La isla, a su discreta manera, había seguido prosperando. Y en aquellos años daba la impresión de que cualquiera pudiera pedir un préstamo en la caja de ahorros. Sergio cruzó con sigilo la plaza para pedir un poco más de dinero con que aplazar la tediosa hipoteca, que aún no había pagado del todo. Otros compraron coches a plazos mensuales, televisores, o contrataron complicados planes de pensiones que les garantizaban una jubilación de lujo. Las villas de hormigón del conte, que se habían resquebrajado con el primer terremoto como todos habían conjeturado, se apuntalaron y ampliaron con fondos de la caja de ahorros.
—Toman prestado el dinero de bancos europeos de mayor tamaño —explicó Bepe con conocimiento de causa, pues un sobrino suyo trabajaba allí—. Pueden pedir todo el que quieran, pero yo, personalmente, prefiero tener mi dinero donde pueda verlo.
Para despertar el interés de Lena en las oportunidades del mundo exterior, su padre pidió un nuevo préstamo, compró un ordenador e hizo que se lo enviaran a la isla. Maria-Grazia se llevó un disgusto, pues también desconfiaba del banco. Aquél sería el primer ordenador que llegaba a Castellamare. Sergio le aseguró a su madre que lo pagaría en veinticuatro plazos mensuales. ¿Cómo era posible que se enfadara con él, si hacía aquello por amor a su hija, como lo hacía todo ahora?
Cuando los sobrinos de Bepe recorrieron la calle mayor llevando el ordenador en su caja con letras negras, los siguió una procesión de chiquillos. Sergio lo desembaló, examinó las distintas partes, leyó una y otra vez las instrucciones en inglés, y finalmente, sentado en el suelo del bar, tuvo que darse por vencido. Hizo falta una tarde entera de trabajo por parte de Enzo y su amigo Pino, que ya habían visto un ordenador en el instituto de Sicilia, para que quedara ensamblado y cobrara vida.
Para conectarlo a eso que llamaban «internet» —lo que más le había interesado a Sergio del asunto, porque había oído decir que era como una gran enciclopedia—, venía una caja negra especial con una hilera de luces rojas que parpadeaban.
Sergio llamó a su hija:
—Ven, Lena.
Ella se acercó, descalza, y se apoyó en su hombro con gesto cariñoso. Robert y Maria-Grazia también se inclinaron hacia aquel trasto, curiosos.
—¿Cómo lo hacemos funcionar? ¿Tecleamos comandos? He visto hacer eso en la tele.
—No, no —contestó Enzo—. Eso ya está pasado de moda.

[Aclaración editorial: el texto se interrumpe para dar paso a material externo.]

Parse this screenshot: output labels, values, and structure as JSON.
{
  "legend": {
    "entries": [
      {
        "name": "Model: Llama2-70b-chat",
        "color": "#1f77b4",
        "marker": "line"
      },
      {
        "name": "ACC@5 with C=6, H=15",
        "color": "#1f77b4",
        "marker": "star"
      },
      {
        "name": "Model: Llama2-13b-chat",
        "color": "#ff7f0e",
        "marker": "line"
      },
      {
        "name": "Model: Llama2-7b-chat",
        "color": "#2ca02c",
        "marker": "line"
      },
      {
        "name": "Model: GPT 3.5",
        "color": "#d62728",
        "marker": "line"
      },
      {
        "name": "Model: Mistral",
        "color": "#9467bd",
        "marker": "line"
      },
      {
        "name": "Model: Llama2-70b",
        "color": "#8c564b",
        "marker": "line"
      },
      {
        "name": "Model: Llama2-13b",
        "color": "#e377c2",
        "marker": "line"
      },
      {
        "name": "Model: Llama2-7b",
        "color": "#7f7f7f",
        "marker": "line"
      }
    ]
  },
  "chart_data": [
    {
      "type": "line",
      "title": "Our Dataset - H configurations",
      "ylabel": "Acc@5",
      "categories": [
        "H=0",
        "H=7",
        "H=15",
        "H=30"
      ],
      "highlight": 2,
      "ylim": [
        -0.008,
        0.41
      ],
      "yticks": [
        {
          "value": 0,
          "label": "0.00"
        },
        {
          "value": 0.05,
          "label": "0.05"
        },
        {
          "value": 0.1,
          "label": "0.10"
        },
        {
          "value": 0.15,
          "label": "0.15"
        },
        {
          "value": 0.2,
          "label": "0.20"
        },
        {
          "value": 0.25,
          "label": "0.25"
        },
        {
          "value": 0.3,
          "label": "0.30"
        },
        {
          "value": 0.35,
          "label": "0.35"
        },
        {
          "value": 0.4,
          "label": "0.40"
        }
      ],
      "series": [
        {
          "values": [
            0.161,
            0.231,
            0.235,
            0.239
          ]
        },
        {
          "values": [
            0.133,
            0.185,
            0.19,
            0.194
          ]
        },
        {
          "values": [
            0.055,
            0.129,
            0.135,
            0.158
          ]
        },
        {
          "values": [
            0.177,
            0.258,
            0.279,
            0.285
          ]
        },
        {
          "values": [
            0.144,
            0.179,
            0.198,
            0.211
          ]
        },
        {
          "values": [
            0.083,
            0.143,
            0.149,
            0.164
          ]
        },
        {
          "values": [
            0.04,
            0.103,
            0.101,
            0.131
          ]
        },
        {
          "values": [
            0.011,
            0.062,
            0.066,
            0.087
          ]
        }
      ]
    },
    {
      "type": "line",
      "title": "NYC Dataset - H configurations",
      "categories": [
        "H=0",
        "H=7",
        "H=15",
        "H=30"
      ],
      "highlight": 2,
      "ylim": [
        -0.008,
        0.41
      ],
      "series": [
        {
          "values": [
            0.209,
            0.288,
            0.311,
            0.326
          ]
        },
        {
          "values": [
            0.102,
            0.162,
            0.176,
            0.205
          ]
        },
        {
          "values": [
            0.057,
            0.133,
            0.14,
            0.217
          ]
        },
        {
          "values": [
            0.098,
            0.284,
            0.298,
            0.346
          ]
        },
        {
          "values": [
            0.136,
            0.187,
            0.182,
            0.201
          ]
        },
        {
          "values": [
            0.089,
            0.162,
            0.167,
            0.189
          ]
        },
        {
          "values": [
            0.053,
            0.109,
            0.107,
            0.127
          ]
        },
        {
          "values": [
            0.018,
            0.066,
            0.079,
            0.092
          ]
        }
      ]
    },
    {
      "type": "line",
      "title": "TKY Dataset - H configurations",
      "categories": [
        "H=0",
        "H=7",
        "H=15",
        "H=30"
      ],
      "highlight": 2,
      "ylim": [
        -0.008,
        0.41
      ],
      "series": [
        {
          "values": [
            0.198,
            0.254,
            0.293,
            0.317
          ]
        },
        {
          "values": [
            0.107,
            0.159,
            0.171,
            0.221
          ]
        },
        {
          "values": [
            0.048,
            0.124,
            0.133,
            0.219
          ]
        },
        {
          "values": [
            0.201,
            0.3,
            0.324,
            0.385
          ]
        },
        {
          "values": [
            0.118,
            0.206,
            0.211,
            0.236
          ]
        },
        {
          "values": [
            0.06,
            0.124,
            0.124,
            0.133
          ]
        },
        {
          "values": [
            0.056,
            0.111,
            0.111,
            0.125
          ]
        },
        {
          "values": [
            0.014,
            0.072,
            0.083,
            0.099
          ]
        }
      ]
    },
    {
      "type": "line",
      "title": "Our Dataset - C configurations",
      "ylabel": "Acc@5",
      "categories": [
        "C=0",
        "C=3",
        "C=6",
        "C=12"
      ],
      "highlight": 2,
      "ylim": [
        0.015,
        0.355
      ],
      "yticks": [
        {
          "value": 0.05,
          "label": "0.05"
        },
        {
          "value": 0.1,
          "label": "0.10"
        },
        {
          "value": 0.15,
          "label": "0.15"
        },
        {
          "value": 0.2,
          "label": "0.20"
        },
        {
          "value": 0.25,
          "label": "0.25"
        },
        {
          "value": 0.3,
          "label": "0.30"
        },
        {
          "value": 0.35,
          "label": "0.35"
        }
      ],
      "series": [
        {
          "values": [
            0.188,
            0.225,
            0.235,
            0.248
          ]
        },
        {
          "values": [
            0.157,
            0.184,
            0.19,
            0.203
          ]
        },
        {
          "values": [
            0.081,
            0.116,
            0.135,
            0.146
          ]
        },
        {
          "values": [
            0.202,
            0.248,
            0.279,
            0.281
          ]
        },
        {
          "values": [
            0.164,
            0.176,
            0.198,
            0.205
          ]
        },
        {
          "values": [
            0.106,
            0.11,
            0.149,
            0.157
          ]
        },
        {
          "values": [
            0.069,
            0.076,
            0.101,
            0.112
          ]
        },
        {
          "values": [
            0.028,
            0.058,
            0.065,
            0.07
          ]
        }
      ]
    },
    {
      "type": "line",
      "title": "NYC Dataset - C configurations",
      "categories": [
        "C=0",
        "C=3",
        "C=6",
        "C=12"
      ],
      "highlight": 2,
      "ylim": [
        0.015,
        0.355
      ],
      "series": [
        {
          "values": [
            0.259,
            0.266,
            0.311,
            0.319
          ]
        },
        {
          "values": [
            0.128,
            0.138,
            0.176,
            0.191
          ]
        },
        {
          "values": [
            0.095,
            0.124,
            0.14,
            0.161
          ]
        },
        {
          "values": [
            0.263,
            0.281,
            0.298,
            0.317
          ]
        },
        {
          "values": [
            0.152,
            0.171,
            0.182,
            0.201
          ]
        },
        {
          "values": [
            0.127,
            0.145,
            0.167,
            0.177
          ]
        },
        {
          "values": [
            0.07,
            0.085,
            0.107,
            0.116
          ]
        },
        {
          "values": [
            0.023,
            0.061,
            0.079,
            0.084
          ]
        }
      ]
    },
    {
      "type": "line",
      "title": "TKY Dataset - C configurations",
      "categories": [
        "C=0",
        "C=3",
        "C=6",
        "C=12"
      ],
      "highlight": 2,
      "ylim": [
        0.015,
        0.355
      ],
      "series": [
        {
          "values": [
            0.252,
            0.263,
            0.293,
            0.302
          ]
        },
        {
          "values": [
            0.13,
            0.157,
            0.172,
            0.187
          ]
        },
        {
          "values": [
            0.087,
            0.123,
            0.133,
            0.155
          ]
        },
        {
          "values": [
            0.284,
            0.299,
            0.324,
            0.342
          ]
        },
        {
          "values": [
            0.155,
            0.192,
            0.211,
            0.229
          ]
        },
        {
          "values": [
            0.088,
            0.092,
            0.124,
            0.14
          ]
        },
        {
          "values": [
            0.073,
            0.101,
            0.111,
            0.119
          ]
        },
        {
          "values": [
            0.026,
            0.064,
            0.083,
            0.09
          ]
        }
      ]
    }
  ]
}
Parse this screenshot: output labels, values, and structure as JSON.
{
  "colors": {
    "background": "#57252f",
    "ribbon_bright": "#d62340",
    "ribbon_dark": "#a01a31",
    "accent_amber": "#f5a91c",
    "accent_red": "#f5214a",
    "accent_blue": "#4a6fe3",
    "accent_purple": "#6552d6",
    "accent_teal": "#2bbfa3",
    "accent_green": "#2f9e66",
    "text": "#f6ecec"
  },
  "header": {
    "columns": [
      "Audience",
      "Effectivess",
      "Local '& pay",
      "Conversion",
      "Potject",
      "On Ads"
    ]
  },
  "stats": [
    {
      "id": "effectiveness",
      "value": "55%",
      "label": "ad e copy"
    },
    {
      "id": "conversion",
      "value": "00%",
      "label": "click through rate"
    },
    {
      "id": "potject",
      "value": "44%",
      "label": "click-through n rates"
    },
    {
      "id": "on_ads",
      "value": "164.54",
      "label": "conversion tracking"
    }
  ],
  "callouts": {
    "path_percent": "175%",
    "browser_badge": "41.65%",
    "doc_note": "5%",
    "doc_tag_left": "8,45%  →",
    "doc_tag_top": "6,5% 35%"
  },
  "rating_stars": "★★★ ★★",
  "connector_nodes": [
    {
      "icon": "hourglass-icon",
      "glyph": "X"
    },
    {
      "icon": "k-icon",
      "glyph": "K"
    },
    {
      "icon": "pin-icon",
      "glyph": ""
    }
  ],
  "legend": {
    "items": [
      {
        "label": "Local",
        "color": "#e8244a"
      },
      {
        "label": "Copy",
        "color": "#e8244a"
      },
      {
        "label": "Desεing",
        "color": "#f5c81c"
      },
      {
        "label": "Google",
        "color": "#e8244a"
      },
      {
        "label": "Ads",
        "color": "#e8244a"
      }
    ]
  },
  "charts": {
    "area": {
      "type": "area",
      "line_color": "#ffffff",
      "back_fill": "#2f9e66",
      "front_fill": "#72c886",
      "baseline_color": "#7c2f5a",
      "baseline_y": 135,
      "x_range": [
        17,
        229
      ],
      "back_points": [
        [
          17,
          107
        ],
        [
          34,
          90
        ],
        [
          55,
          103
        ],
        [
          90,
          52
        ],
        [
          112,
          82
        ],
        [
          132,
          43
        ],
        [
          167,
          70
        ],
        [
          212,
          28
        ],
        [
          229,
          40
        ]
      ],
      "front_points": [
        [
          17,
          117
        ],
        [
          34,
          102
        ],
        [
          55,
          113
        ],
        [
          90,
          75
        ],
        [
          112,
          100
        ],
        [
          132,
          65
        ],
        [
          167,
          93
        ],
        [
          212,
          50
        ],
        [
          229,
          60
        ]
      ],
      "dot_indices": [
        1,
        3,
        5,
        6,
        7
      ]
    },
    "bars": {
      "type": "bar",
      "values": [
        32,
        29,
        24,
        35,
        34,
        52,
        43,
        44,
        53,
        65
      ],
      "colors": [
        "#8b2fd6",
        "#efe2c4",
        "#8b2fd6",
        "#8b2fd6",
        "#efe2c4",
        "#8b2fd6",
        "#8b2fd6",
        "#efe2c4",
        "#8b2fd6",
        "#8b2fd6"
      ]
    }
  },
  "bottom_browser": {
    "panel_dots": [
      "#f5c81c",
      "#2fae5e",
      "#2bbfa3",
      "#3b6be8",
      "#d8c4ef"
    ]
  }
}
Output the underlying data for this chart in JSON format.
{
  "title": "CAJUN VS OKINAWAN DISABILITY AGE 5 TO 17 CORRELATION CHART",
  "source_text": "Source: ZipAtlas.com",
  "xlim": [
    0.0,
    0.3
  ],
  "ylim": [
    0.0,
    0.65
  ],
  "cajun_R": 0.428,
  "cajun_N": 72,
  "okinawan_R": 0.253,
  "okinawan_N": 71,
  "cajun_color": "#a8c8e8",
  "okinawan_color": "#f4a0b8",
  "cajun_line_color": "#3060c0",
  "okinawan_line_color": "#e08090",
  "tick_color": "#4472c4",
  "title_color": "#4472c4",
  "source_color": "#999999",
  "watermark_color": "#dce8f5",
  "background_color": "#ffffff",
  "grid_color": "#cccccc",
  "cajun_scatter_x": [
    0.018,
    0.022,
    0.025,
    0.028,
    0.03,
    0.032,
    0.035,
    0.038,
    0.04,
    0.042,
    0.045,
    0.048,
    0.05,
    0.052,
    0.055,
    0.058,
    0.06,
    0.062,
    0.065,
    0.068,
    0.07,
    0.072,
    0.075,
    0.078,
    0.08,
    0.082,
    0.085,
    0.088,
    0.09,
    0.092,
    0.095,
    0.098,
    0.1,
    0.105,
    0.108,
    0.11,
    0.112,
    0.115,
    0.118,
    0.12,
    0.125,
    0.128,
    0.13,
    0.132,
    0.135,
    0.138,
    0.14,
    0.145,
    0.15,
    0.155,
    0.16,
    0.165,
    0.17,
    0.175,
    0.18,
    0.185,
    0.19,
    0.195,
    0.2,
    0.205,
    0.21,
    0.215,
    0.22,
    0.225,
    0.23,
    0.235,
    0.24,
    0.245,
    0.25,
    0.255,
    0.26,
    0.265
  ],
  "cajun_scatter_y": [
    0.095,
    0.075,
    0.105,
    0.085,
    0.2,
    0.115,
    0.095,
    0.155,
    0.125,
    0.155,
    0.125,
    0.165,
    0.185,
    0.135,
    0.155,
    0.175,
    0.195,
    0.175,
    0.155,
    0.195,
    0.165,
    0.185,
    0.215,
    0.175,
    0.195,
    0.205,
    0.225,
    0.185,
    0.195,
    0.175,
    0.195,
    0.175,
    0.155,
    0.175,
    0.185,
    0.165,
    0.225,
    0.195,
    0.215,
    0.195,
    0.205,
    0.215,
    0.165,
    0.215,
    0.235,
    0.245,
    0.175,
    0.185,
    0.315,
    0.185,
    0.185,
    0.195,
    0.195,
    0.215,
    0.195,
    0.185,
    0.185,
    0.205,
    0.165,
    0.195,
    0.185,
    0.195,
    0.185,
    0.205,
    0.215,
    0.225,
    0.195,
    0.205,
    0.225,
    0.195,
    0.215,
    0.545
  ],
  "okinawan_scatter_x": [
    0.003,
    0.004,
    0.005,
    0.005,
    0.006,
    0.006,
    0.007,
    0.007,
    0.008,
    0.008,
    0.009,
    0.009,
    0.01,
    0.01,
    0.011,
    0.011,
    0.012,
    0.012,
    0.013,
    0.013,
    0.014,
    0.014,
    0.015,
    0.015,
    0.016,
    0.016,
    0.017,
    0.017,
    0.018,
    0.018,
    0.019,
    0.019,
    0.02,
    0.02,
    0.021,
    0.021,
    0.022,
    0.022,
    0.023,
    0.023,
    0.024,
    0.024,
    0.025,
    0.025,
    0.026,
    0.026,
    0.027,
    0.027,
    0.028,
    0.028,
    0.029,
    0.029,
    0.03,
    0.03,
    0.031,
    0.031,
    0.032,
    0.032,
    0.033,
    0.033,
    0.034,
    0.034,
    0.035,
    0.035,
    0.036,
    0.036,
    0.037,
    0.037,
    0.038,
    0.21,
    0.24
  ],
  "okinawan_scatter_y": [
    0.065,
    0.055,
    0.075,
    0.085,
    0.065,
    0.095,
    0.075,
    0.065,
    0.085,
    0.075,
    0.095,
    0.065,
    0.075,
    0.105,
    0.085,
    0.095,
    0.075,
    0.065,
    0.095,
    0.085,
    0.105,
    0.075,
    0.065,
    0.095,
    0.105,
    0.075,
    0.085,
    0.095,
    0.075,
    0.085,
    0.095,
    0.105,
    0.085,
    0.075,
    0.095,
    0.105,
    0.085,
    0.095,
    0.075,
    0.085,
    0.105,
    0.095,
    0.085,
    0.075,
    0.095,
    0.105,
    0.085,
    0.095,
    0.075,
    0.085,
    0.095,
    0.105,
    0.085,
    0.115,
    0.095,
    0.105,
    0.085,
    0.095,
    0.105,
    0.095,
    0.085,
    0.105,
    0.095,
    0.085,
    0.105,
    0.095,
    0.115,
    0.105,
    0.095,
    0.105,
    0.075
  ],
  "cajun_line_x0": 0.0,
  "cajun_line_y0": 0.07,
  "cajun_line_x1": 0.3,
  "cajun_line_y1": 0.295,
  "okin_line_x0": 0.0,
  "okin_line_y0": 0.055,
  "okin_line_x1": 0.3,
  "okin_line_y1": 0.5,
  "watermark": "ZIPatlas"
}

Ahora sólo tienes que hacer clic en el icono de internet, y se te abre solo.
—¿Icono? —murmuró Robert pensando en imágenes de santos a la luz de las velas.
Maria-Grazia le dio un apretón en la muñeca, una antigua señal entre ambos, pero que ahora significaba: «Cariño, nos estamos haciendo viejos.»
Enzo se encorvó sobre el teclado y movió una flecha por la pantalla, tan deprisa que Maria-Grazia apenas pudo seguirla. El ordenador soltó una serie de pitidos, como si llamara por teléfono a América, seguidos de ruido de estática, un par de sonidos más graves, un curioso gruñido y un runruneo como el de las cigarras.
—¡Está roto! —exclamó Sergio, consternado—. ¡Me han vendido uno defectuoso!
—Está marcando —terció Enzo. Aparecieron unas palabras, y añadió—: Ahí lo tienes.
—¿Eso es todo? —preguntó Sergio con abatimiento—. ¿Eso es internet?
—También puede hacer muchas otras cosas —explicó el joven—. Sólo tienes que aprender cómo hacerlas.
—Deberíamos cobrar a la gente por usarlo —intervino Lena—. Lo vi el año pasado, cuando estuve en Inglaterra. Lo llaman un «Internet Café».
Sergio parpadeó sorprendido, dividido entre el orgullo ante lo mucho que sabía su hija y el pesar que le producía que hubiera experimentado ya esas cosas.
Sin embargo, cuando Maria-Grazia estudió el manual de instrucciones del ordenador, descubrió que su funcionamiento era bastante sencillo. Siguió el consejo de Lena y, tras haber aprendido a manejarse con él, empezó a cobrar a los adolescentes de la isla y a los visitantes extranjeros cincuenta céntimos la hora por usarlo.
Y así, de un plumazo, la Casa al Borde de la Noche había entrado en el nuevo siglo. Después de aquello, a Maria-Grazia le dio la impresión de que Lena no había tardado nada en hacerse mayor.